The only thing I can think of is the sheer terror of what will happen if we do stop.  I'm pretty sure the Earth would stop spinning and fly off it's axis.  Have you ever taken a sick day, only to find the house exploded and you get to clean it up the next day?  Or walked out of the bathroom after a vomit-marathon of three hours to find your children naked and starving?

In my mind, I really think, "If I lay down and rest, I'll feel more sick.  I'll notice my headache more.  I'll worry too much about the house falling apart and the kids killing themselves."

Is there no cure for this sick, twisted disease?

Where's the rub?

I don't know the answer to this one, Sisters.  But I'm going to try and discover it at the bottom of double chocolate fudge ice cream.  I think I'm on to something, here.  I'll let you know what I find.

Thursday, May 05, 2011

Home

I was just a ball of pent up, angry, bitter feelings earlier tonight.

Normally, I can talk myself out of these feelings pretty quickly.  I have so much to be grateful for, and that will always out way the negative.

However, not so much tonight.  As hard as I tried, I was really wishing I had a cattle prod handy.  Or a bull horn.

Maybe I'm just turning into the old grumpy lady I always knew I would be, it's just a little premature.

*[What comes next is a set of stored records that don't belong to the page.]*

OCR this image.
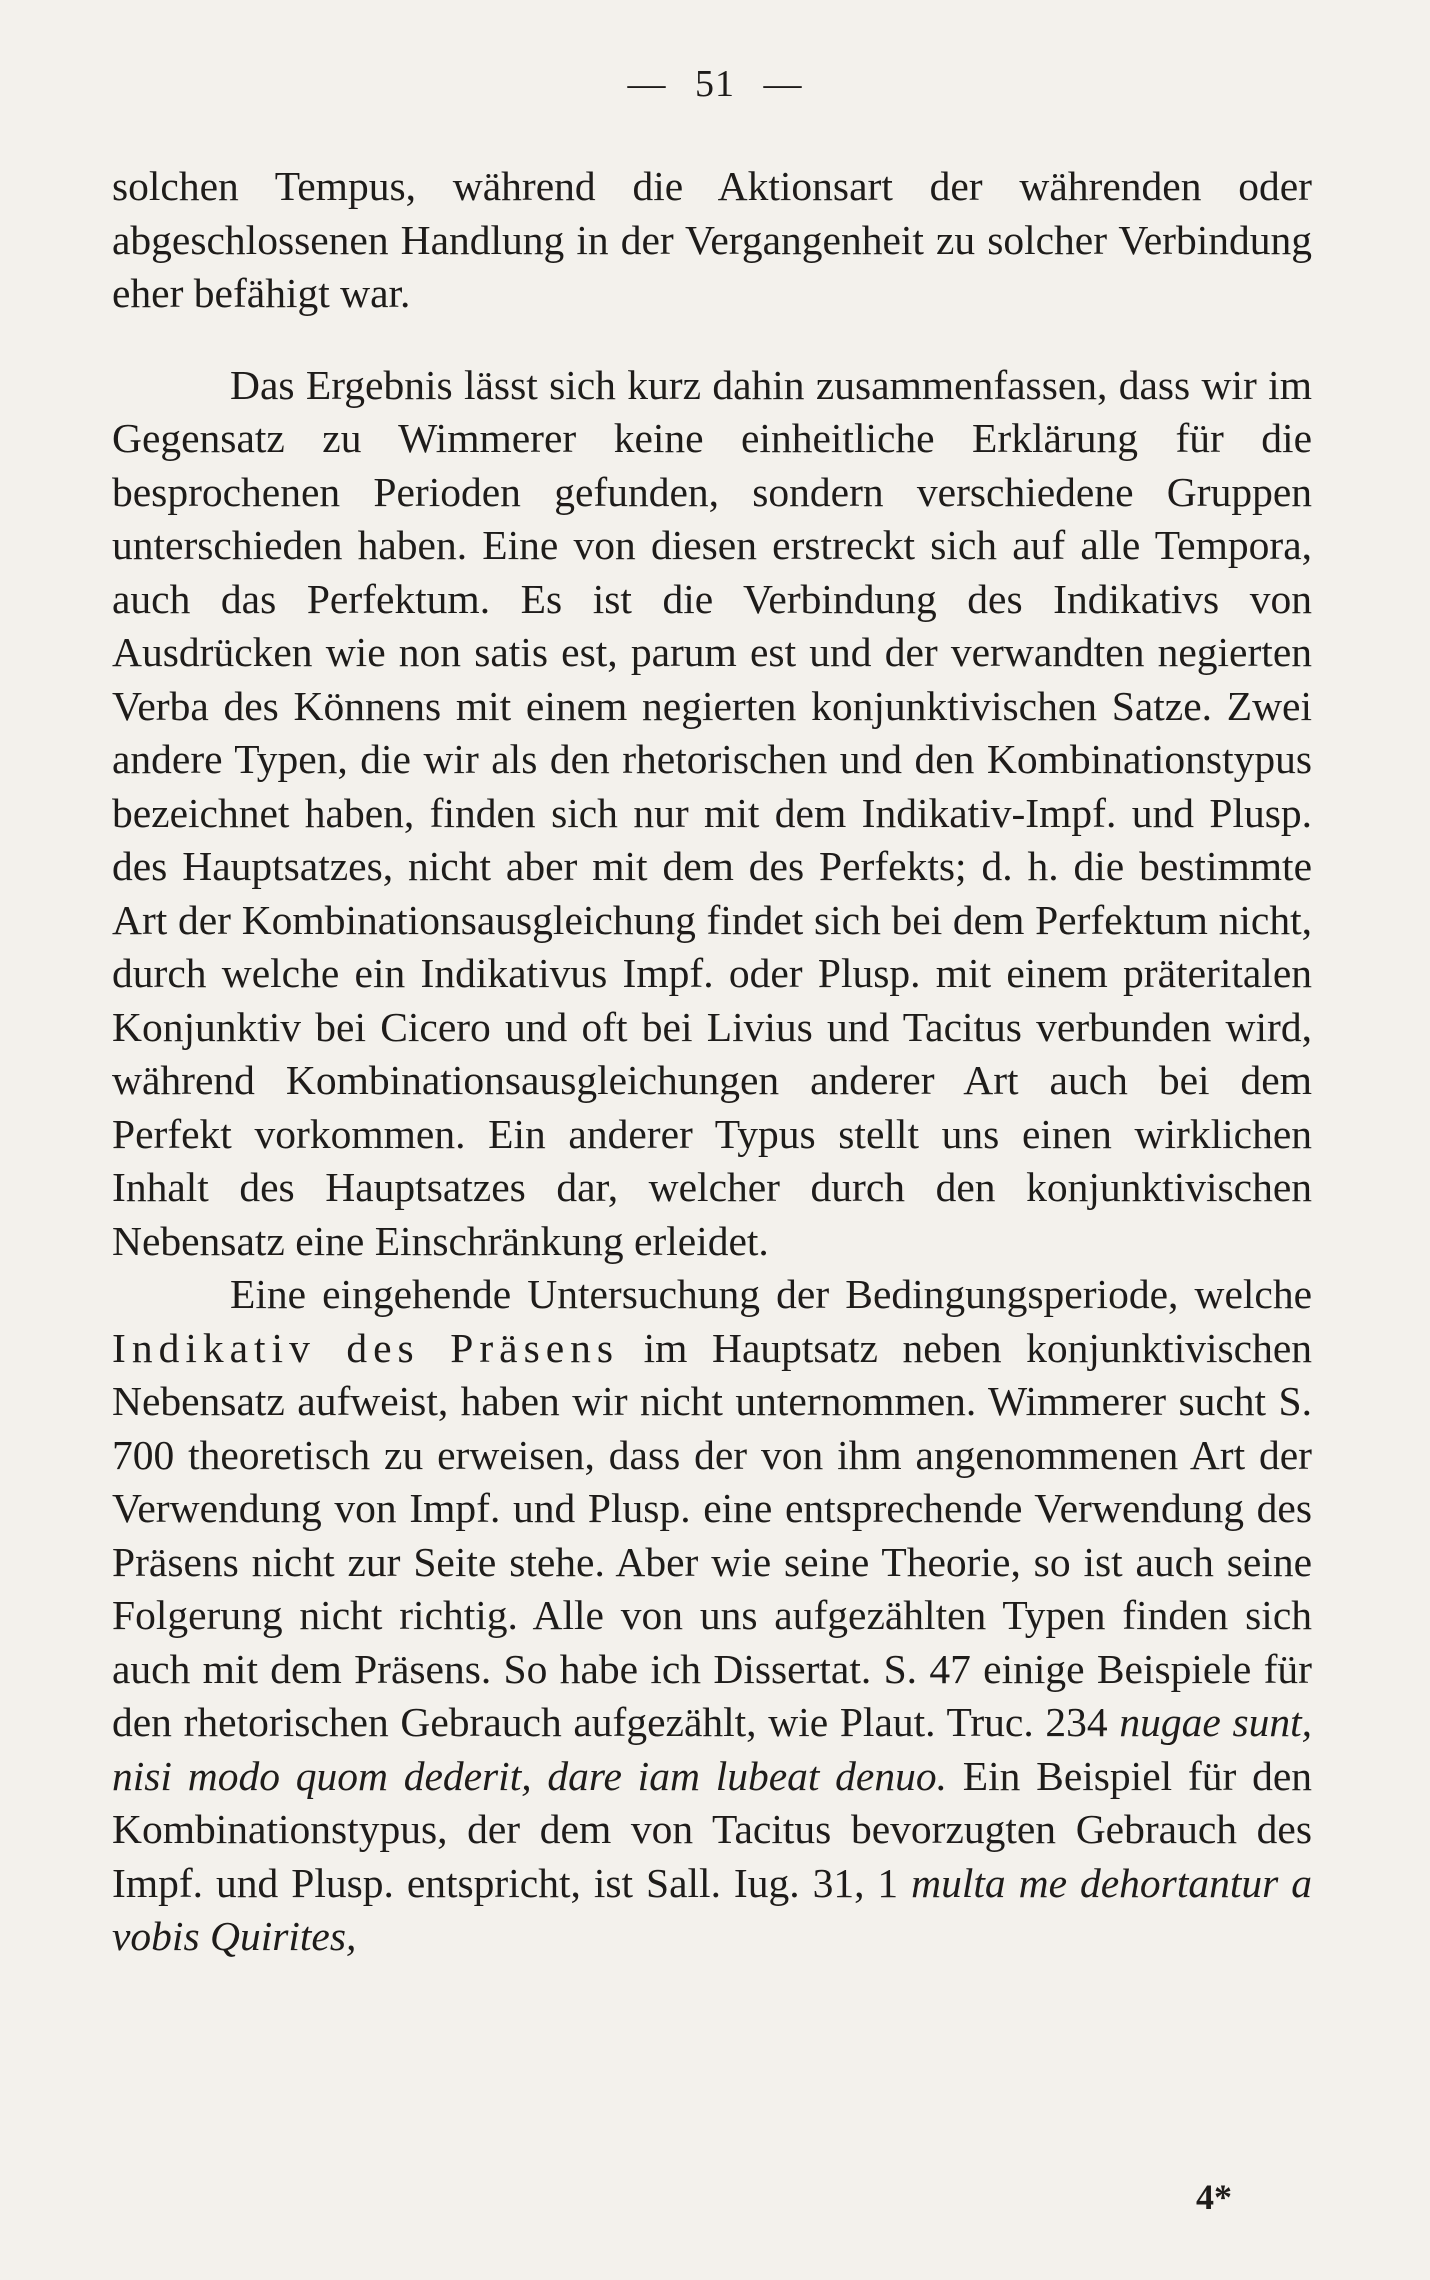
— 51 —

solchen Tempus, während die Aktionsart der währenden oder abgeschlossenen Handlung in der Vergangenheit zu solcher Verbindung eher befähigt war.

Das Ergebnis lässt sich kurz dahin zusammenfassen, dass wir im Gegensatz zu Wimmerer keine einheitliche Erklärung für die besprochenen Perioden gefunden, sondern verschiedene Gruppen unterschieden haben. Eine von diesen erstreckt sich auf alle Tempora, auch das Perfektum. Es ist die Verbindung des Indikativs von Ausdrücken wie non satis est, parum est und der verwandten negierten Verba des Könnens mit einem negierten konjunktivischen Satze. Zwei andere Typen, die wir als den rhetorischen und den Kombinationstypus bezeichnet haben, finden sich nur mit dem Indikativ-Impf. und Plusp. des Hauptsatzes, nicht aber mit dem des Perfekts; d. h. die bestimmte Art der Kombinationsausgleichung findet sich bei dem Perfektum nicht, durch welche ein Indikativus Impf. oder Plusp. mit einem präteritalen Konjunktiv bei Cicero und oft bei Livius und Tacitus verbunden wird, während Kombinationsausgleichungen anderer Art auch bei dem Perfekt vorkommen. Ein anderer Typus stellt uns einen wirklichen Inhalt des Hauptsatzes dar, welcher durch den konjunktivischen Nebensatz eine Einschränkung erleidet.

Eine eingehende Untersuchung der Bedingungsperiode, welche Indikativ des Präsens im Hauptsatz neben konjunktivischen Nebensatz aufweist, haben wir nicht unternommen. Wimmerer sucht S. 700 theoretisch zu erweisen, dass der von ihm angenommenen Art der Verwendung von Impf. und Plusp. eine entsprechende Verwendung des Präsens nicht zur Seite stehe. Aber wie seine Theorie, so ist auch seine Folgerung nicht richtig. Alle von uns aufgezählten Typen finden sich auch mit dem Präsens. So habe ich Dissertat. S. 47 einige Beispiele für den rhetorischen Gebrauch aufgezählt, wie Plaut. Truc. 234 nugae sunt, nisi modo quom dederit, dare iam lubeat denuo. Ein Beispiel für den Kombinationstypus, der dem von Tacitus bevorzugten Gebrauch des Impf. und Plusp. entspricht, ist Sall. Iug. 31, 1 multa me dehortantur a vobis Quirites,

4*
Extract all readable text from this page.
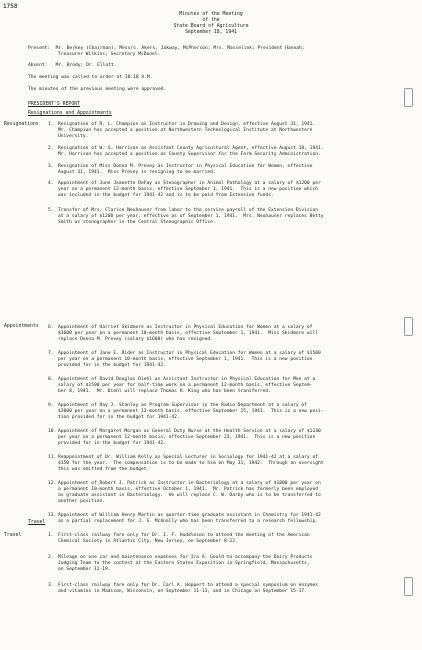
1758
Minutes of the Meeting
of the
State Board of Agriculture
September 18, 1941
Present:  Mr. Berkey (Chairman); Messrs. Akers, Jakway, McPherson; Mrs. Masselink; President Hannah;
Treasurer Wilkins; Secretary McDonel.
Absent:   Mr. Brody; Dr. Ellott.
The meeting was called to order at 10:10 A.M.
The minutes of the previous meeting were approved.
PRESIDENT'S REPORT
Resignations and Appointments
Resignations
Appointments
Travel
1. Resignation of R. L. Champion as Instructor in Drawing and Design, effective August 31, 1941.
Mr. Champion has accepted a position at Northwestern Technological Institute at Northwestern
University.
2. Resignation of W. S. Harrison as Assistant County Agricultural Agent, effective August 18, 1941.
Mr. Harrison has accepted a position as County Supervisor for the Farm Security Administration.
3. Resignation of Miss Donna M. Prevey as Instructor in Physical Education for Women, effective
August 31, 1941.  Miss Prevey is resigning to be married.
4. Appointment of June Jeanette DeFay as Stenographer in Animal Pathology at a salary of $1200 per
year on a permanent 12-month basis, effective September 1, 1941.  This is a new position which
was included in the budget for 1941-42 and is to be paid from Extension funds.
5. Transfer of Mrs. Clarice Neuhauser from labor to the service payroll of the Extension Division
at a salary of $1200 per year, effective as of September 1, 1941.  Mrs. Neuhauser replaces Betty
Smith as stenographer in the Central Stenographic Office.
6. Appointment of Harriet Skidmore as Instructor in Physical Education for Women at a salary of
$1600 per year on a permanent 10-month basis, effective September 1, 1941.  Miss Skidmore will
replace Donna M. Prevey (salary $1600) who has resigned.
7. Appointment of Jane E. Rider as Instructor in Physical Education for Women at a salary of $1500
per year on a permanent 10-month basis, effective September 1, 1941.  This is a new position
provided for in the budget for 1941-42.
8. Appointment of David Douglas Diehl as Assistant Instructor in Physical Education for Men at a
salary of $1500 per year for half-time work on a permanent 12-month basis, effective Septem-
ber 8, 1941.  Mr. Diehl will replace Thomas H. King who has been transferred.
9. Appointment of Ray J. Stanley as Program Supervisor in the Radio Department at a salary of
$2000 per year on a permanent 12-month basis, effective September 15, 1941.  This is a new posi-
tion provided for in the budget for 1941-42.
10. Appointment of Margaret Morgan as General Duty Nurse at the Health Service at a salary of $1140
per year on a permanent 12-month basis, effective September 23, 1941.  This is a new position
provided for in the budget for 1941-42.
11. Reappointment of Dr. William Kelly as Special Lecturer in Sociology for 1941-42 at a salary of
$150 for the year.  The compensation is to be made to him on May 31, 1942.  Through an oversight
this was omitted from the budget.
12. Appointment of Robert J. Patrick as Instructor in Bacteriology at a salary of $1800 per year on
a permanent 10-month basis, effective October 1, 1941.  Mr. Patrick has formerly been employed
as graduate assistant in Bacteriology.  He will replace C. W. Darby who is to be transferred to
another position.
13. Appointment of William Henry Martin as quarter-time graduate assistant in Chemistry for 1941-42
as a partial replacement for J. S. McAnally who has been transferred to a research fellowship.
Travel
1. First-class railway fare only for Dr. I. F. Huddleson to attend the meeting of the American
Chemical Society in Atlantic City, New Jersey, on September 8-12.
2. Mileage on one car and maintenance expenses for Ira A. Gould to accompany the Dairy Products
Judging Team to the contest at the Eastern States Exposition in Springfield, Massachusetts,
on September 12-19.
3. First-class railway fare only for Dr. Carl A. Hoppert to attend a special symposium on enzymes
and vitamins in Madison, Wisconsin, on September 11-13, and in Chicago on September 15-17.
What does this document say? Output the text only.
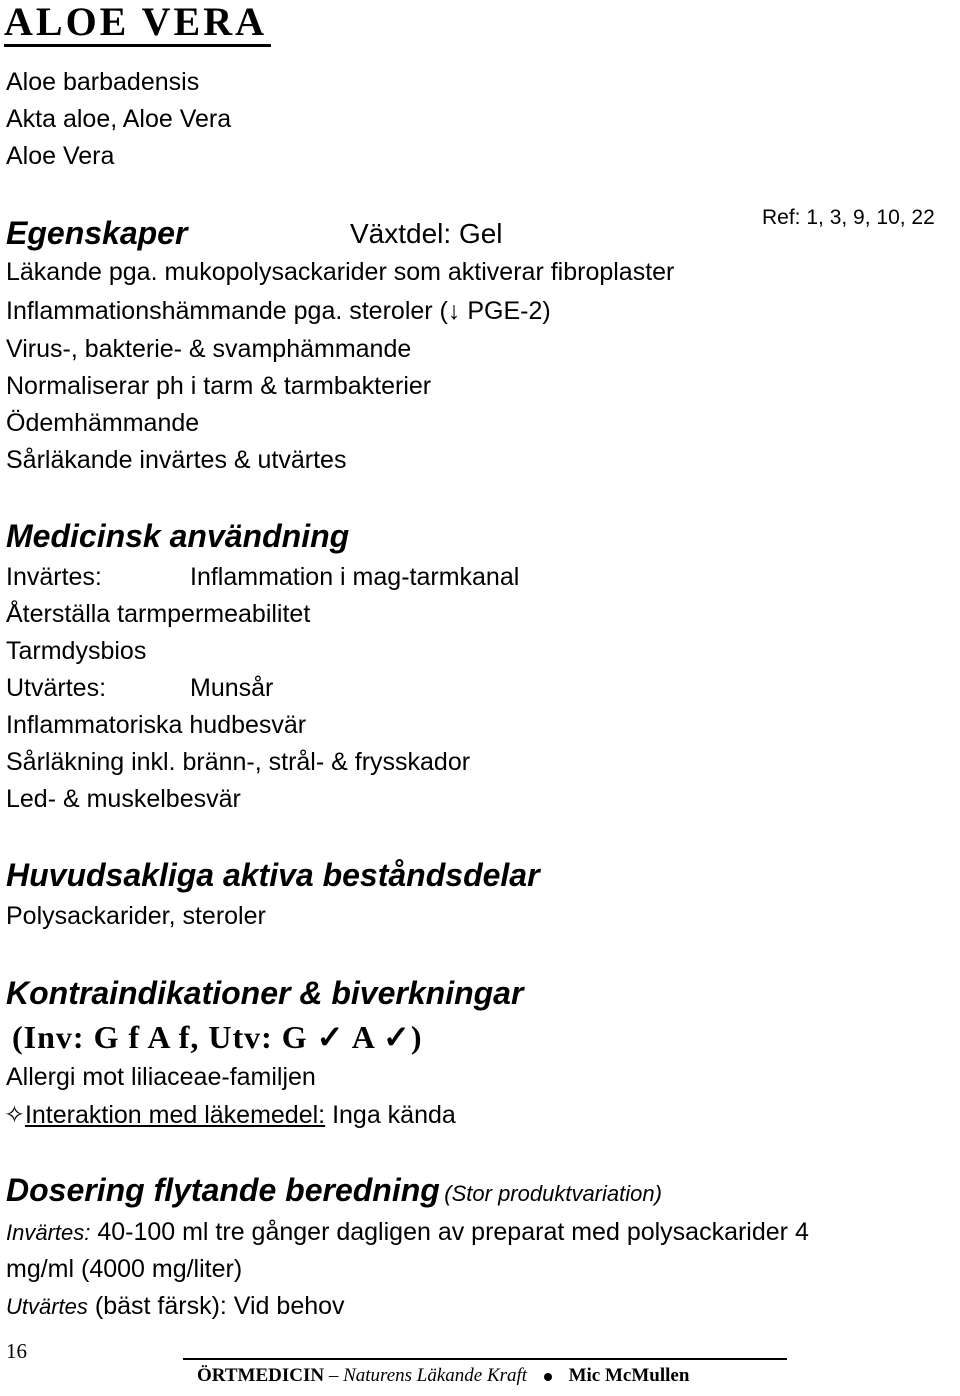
ALOE VERA
Aloe barbadensis
Akta aloe, Aloe Vera
Aloe Vera
Ref: 1, 3, 9, 10, 22
Egenskaper	Växtdel: Gel
Läkande pga. mukopolysackarider som aktiverar fibroplaster
Inflammationshämmande pga. steroler (↓ PGE-2)
Virus-, bakterie- & svamphämmande
Normaliserar ph i tarm & tarmbakterier
Ödemhämmande
Sårläkande invärtes & utvärtes
Medicinsk användning
Invärtes:	Inflammation i mag-tarmkanal
Återställa tarmpermeabilitet
Tarmdysbios
Utvärtes:	Munsår
Inflammatoriska hudbesvär
Sårläkning inkl. bränn-, strål- & frysskador
Led- & muskelbesvär
Huvudsakliga aktiva beståndsdelar
Polysackarider, steroler
Kontraindikationer & biverkningar
(Inv: G f A f, Utv: G ✓ A ✓)
Allergi mot liliaceae-familjen
✧Interaktion med läkemedel: Inga kända
Dosering flytande beredning (Stor produktvariation)
Invärtes: 40-100 ml tre gånger dagligen av preparat med polysackarider 4
mg/ml (4000 mg/liter)
Utvärtes (bäst färsk): Vid behov
16
ÖRTMEDICIN – Naturens Läkande Kraft Mic McMullen
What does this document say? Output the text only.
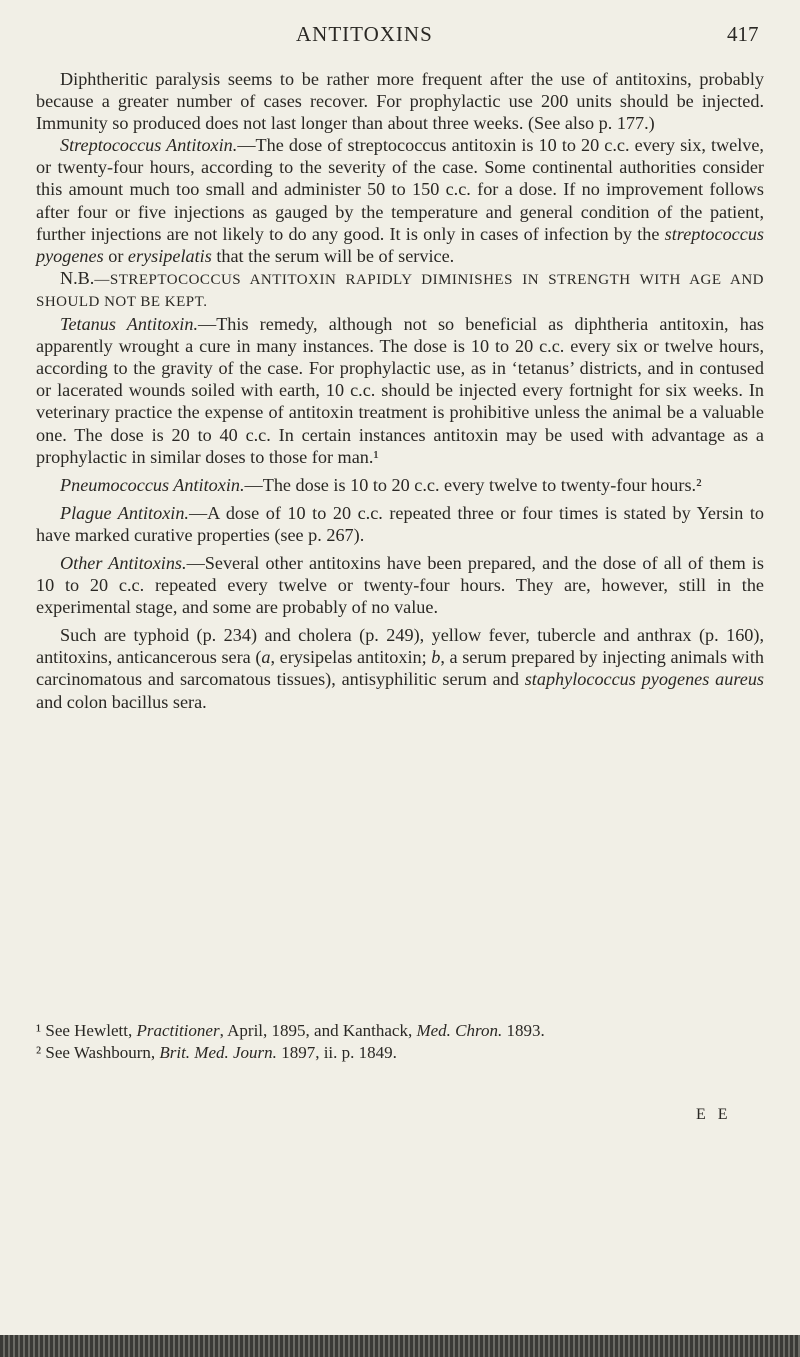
ANTITOXINS	417

Diphtheritic paralysis seems to be rather more frequent after the use of antitoxins, probably because a greater number of cases recover. For prophylactic use 200 units should be injected. Immunity so produced does not last longer than about three weeks. (See also p. 177.)

Streptococcus Antitoxin.—The dose of streptococcus antitoxin is 10 to 20 c.c. every six, twelve, or twenty-four hours, according to the severity of the case. Some continental authorities consider this amount much too small and administer 50 to 150 c.c. for a dose. If no improvement follows after four or five injections as gauged by the temperature and general condition of the patient, further injections are not likely to do any good. It is only in cases of infection by the streptococcus pyogenes or erysipelatis that the serum will be of service.

N.B.—STREPTOCOCCUS ANTITOXIN RAPIDLY DIMINISHES IN STRENGTH WITH AGE AND SHOULD NOT BE KEPT.

Tetanus Antitoxin.—This remedy, although not so beneficial as diphtheria antitoxin, has apparently wrought a cure in many instances. The dose is 10 to 20 c.c. every six or twelve hours, according to the gravity of the case. For prophylactic use, as in ‘tetanus’ districts, and in contused or lacerated wounds soiled with earth, 10 c.c. should be injected every fortnight for six weeks. In veterinary practice the expense of antitoxin treatment is prohibitive unless the animal be a valuable one. The dose is 20 to 40 c.c. In certain instances antitoxin may be used with advantage as a prophylactic in similar doses to those for man.¹

Pneumococcus Antitoxin.—The dose is 10 to 20 c.c. every twelve to twenty-four hours.²

Plague Antitoxin.—A dose of 10 to 20 c.c. repeated three or four times is stated by Yersin to have marked curative properties (see p. 267).

Other Antitoxins.—Several other antitoxins have been prepared, and the dose of all of them is 10 to 20 c.c. repeated every twelve or twenty-four hours. They are, however, still in the experimental stage, and some are probably of no value.

Such are typhoid (p. 234) and cholera (p. 249), yellow fever, tubercle and anthrax (p. 160), antitoxins, anticancerous sera (a, erysipelas antitoxin; b, a serum prepared by injecting animals with carcinomatous and sarcomatous tissues), antisyphilitic serum and staphylococcus pyogenes aureus and colon bacillus sera.

¹ See Hewlett, Practitioner, April, 1895, and Kanthack, Med. Chron. 1893.

² See Washbourn, Brit. Med. Journ. 1897, ii. p. 1849.

E E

Anyway, bitter feelings.  I understand that they are stemming from some unmet expectations.  The frustrating part is that these are not my unmet expectations, they are others unmet expectations of me.


Side note: I hate it when people expect things of me.  Things that have nothing to do with anything.  Like keeping a spotless garage, or darning my socks.  Who gives a woop.  Not I.

So I got a little snippy with a family member.  I waited and waited for the guilt and remorse and regret to sink in, like they usually do, but...nothing.

I sit to examine my feelings.  I shoot out a "vent" email to my darling husband who is now too many miles away to count.  Who has been away for two weeks.  Who also has some of these unmet expectations being thrust upon him, as well.

But it was so much more than the usual, "You need to do this, you're doing that wrong, harp harp harp..."  So much more about the distance I was feeling...

And then I realize...I felt it as I was flying into Salt Lake...I couldn't pin point my emotions...the way my eyes kept filling with tears over nothing...the way I felt in the car ride home....the way I felt sitting with these family members, wishing they would just go home...the way I felt pulled from here...

I realize that Heavenly Father has answered a prayer I have been having for about six months.  Please, please,  please let Arizona feel like home.  Please help me accept this move.  Please help me love it like my home.  Please help me, please please please.

Arizona is home.  I don't have an address yet.  My bills will still lovingly find their way to my Utah address for a few more months.  But leaving Arizona this week was hard.  I wanted my babies in my arms, and that was it.  I didn't care to see the mountains, or smell the cold air.  I didn't even feel that rush of familiar release when I walked over my threshold.

It's odd, the way Heavenly Father answers our prayers.  Odd and wonderful.